Report

Global Workforce Survey and Upskilling – 53% of employees say that their job requires specialist training

Business leaders everywhere are prioritising transformation, but what if your most skilled people are more reinvention ready than your company culture is? And what if your employees say they are even more likely to quit now than they were last year—back when everyone thought the “great resignation” was at its peak?

We’ve organised this year’s survey summary into four actions that CEOs and other senior executives can prioritise to better understand what their employees want, learn what’s holding them back and—together with their people—make their organisations more reinvention ready.

Key findings

Transform or die: One-third of workers say their company won’t be economically viable in ten years’ time if it continues on its current course—comparable to the 39% of CEOs who said this earlier in 2023 in PwC’s 26th Annual Global CEO Survey. Notably, gen Z workers are the most pessimistic: 49% say their company won’t survive another decade without change.

Employees are restless: Despite recessionary worries and rising unemployment in some regions, 26% of all respondents say they are likely to change jobs in the next 12 months (up from 19% in our 2022 survey). The number is higher for younger employees, with 35% of gen Z and 31% of millennial respondents planning to change jobs.

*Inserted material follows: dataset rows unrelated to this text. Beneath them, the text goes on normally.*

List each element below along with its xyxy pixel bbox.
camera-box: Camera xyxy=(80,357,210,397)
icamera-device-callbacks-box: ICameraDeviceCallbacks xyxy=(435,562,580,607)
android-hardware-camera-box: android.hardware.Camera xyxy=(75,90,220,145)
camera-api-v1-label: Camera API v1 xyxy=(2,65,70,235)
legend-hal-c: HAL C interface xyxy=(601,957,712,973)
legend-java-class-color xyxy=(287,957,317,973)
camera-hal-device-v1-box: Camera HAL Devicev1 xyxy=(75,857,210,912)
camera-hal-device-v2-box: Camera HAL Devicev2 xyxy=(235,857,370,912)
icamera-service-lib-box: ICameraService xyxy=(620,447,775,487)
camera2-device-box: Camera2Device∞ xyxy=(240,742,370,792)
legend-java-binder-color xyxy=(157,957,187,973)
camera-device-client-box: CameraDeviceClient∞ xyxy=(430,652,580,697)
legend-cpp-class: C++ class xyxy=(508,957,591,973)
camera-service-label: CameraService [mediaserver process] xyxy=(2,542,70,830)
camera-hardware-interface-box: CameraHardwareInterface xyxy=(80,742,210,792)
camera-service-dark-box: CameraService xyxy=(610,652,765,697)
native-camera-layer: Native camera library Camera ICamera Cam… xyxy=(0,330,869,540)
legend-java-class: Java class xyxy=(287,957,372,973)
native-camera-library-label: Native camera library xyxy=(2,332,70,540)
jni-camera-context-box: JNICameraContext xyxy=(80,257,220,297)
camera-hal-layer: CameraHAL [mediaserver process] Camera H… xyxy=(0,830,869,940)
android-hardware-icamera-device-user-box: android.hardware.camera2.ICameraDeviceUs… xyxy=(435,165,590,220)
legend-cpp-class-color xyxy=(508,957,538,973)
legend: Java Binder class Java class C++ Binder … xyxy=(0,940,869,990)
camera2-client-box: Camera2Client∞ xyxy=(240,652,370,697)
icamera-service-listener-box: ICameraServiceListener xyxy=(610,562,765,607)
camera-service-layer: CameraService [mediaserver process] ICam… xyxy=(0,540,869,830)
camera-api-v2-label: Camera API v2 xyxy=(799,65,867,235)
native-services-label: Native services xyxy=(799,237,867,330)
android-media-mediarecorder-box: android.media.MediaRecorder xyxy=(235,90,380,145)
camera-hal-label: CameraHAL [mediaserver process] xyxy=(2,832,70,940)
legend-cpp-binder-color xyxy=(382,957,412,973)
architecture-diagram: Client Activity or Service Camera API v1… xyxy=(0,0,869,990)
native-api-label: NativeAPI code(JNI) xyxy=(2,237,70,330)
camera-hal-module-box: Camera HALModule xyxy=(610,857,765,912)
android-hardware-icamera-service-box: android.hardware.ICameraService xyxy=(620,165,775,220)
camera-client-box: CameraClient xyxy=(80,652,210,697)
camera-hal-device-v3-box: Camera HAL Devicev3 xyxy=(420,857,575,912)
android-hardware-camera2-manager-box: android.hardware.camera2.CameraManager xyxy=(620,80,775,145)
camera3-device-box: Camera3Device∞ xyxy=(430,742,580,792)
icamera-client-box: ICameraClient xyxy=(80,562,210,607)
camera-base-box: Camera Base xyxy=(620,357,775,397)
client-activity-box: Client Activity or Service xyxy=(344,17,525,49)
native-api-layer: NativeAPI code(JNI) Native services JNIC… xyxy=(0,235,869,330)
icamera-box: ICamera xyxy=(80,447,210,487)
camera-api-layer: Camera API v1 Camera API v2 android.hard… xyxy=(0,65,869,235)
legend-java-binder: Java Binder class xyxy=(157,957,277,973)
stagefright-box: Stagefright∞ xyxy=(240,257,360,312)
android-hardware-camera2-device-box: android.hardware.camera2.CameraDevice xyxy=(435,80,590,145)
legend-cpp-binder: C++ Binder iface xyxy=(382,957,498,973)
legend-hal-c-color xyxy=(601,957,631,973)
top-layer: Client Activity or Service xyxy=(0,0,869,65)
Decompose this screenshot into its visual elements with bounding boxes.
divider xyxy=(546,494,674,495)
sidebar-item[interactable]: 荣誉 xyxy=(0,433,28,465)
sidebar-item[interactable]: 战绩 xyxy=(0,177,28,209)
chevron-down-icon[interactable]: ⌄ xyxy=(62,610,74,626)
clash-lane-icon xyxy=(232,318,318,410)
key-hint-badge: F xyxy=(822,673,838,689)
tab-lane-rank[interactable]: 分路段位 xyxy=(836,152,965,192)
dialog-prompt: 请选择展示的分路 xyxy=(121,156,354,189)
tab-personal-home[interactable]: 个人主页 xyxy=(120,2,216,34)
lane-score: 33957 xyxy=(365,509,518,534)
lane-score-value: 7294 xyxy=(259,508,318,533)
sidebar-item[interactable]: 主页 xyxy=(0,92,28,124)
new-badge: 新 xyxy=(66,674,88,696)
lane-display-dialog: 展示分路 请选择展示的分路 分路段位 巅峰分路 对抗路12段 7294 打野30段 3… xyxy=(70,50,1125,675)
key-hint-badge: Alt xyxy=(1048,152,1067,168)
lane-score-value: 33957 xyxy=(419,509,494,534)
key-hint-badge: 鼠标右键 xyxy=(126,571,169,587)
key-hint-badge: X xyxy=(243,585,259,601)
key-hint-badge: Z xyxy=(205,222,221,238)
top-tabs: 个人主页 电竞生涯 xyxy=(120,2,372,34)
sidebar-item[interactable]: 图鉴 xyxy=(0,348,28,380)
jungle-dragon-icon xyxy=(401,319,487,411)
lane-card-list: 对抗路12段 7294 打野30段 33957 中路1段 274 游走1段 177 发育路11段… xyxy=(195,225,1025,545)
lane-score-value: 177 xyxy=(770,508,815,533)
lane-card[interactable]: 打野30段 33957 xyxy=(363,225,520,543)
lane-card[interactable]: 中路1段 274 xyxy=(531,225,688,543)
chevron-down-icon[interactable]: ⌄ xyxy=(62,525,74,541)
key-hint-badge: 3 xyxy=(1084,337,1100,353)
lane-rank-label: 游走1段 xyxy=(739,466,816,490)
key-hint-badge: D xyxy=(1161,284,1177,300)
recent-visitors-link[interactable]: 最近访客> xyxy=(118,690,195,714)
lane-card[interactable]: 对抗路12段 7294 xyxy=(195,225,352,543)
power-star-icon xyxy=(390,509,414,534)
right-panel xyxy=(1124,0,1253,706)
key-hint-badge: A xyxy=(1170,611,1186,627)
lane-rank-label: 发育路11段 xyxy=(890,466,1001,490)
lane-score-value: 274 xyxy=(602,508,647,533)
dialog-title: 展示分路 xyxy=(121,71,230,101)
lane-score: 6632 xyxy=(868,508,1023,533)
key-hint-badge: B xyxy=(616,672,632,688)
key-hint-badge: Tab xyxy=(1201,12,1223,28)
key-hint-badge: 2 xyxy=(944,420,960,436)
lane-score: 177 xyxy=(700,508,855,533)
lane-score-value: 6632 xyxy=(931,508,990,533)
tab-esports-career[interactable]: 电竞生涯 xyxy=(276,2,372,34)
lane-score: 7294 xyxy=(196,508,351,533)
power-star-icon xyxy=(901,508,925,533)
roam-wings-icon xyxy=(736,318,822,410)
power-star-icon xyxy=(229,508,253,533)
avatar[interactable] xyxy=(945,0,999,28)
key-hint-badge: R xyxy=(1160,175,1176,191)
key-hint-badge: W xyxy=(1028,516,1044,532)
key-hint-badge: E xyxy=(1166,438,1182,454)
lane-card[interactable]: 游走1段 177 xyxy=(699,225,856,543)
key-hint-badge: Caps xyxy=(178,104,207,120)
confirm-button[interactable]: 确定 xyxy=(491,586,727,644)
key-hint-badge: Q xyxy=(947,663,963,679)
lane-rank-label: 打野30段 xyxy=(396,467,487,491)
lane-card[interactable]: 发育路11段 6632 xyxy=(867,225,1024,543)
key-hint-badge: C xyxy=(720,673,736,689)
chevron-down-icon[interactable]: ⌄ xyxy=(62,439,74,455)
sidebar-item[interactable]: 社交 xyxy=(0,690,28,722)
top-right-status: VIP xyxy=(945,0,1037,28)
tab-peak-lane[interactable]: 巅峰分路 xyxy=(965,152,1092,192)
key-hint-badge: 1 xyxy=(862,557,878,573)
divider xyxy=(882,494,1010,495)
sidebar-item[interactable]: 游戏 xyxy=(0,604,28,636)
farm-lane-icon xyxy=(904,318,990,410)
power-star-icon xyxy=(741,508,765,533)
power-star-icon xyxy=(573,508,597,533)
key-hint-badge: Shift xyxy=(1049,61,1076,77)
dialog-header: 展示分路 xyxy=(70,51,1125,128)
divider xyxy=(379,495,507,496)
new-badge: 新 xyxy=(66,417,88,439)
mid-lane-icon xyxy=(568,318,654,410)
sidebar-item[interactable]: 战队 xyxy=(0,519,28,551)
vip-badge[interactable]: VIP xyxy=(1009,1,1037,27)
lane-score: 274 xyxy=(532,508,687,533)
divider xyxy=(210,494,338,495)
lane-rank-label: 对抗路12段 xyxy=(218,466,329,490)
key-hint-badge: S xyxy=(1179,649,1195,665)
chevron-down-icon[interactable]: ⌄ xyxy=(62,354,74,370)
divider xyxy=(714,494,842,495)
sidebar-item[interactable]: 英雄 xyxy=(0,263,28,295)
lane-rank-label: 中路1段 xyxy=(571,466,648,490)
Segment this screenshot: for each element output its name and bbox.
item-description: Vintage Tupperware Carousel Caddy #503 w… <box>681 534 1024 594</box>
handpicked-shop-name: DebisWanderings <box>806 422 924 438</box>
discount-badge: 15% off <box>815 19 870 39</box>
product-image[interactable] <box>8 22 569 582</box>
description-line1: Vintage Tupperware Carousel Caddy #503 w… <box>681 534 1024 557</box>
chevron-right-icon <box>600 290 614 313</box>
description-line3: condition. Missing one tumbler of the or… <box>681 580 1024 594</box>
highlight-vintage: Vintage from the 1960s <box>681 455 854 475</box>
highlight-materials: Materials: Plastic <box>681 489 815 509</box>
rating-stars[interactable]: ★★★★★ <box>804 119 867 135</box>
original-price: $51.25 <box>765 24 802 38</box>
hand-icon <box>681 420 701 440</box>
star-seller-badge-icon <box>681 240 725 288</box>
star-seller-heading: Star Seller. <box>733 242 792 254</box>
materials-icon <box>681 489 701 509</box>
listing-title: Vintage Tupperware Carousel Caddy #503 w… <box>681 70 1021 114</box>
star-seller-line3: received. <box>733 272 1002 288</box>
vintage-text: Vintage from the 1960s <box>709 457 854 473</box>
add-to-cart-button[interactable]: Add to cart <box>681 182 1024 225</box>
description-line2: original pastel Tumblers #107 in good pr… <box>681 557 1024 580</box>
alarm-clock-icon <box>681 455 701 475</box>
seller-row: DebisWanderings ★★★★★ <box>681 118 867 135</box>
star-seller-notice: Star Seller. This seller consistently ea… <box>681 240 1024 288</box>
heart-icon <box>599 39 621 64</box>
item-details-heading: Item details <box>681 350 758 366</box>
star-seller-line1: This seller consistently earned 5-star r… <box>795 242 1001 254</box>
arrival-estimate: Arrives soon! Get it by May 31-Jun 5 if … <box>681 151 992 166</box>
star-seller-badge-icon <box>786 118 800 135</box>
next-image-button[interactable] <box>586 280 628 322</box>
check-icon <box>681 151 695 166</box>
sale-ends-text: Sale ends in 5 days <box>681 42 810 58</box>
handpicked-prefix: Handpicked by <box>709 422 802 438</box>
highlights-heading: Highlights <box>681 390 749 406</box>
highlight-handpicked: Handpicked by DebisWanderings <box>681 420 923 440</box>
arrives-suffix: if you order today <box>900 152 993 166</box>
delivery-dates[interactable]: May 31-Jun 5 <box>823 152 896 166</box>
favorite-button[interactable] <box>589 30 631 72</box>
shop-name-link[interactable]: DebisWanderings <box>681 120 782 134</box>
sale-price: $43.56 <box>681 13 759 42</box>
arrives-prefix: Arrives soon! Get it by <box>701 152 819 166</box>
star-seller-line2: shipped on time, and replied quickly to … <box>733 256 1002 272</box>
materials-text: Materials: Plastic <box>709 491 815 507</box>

Financial hardships increase: 14% of employees around the world struggle to pay bills every month, and another 42% say once they cover their expenses, they have little or nothing left over (up from 37% in 2022). One in five respondents says they have an extra job, in addition to their principal one.

Skills inequity on the rise: 53% of employees say that their job requires specialist training, up from 49% last year. Workers without specialist training are also more likely to be facing financial difficulties than specialist workers, and are less likely to have a clear sense of how their skills will change—all of which could further income inequality.

Workers aren’t afraid of AI: Despite the prospect of AI-fuelled job losses, respondents cite the positive impacts of AI more frequently than they do the negative ones. The most common sentiment, expressed by 31% of respondents, is ‘AI will help me increase my productivity/efficiency at work.’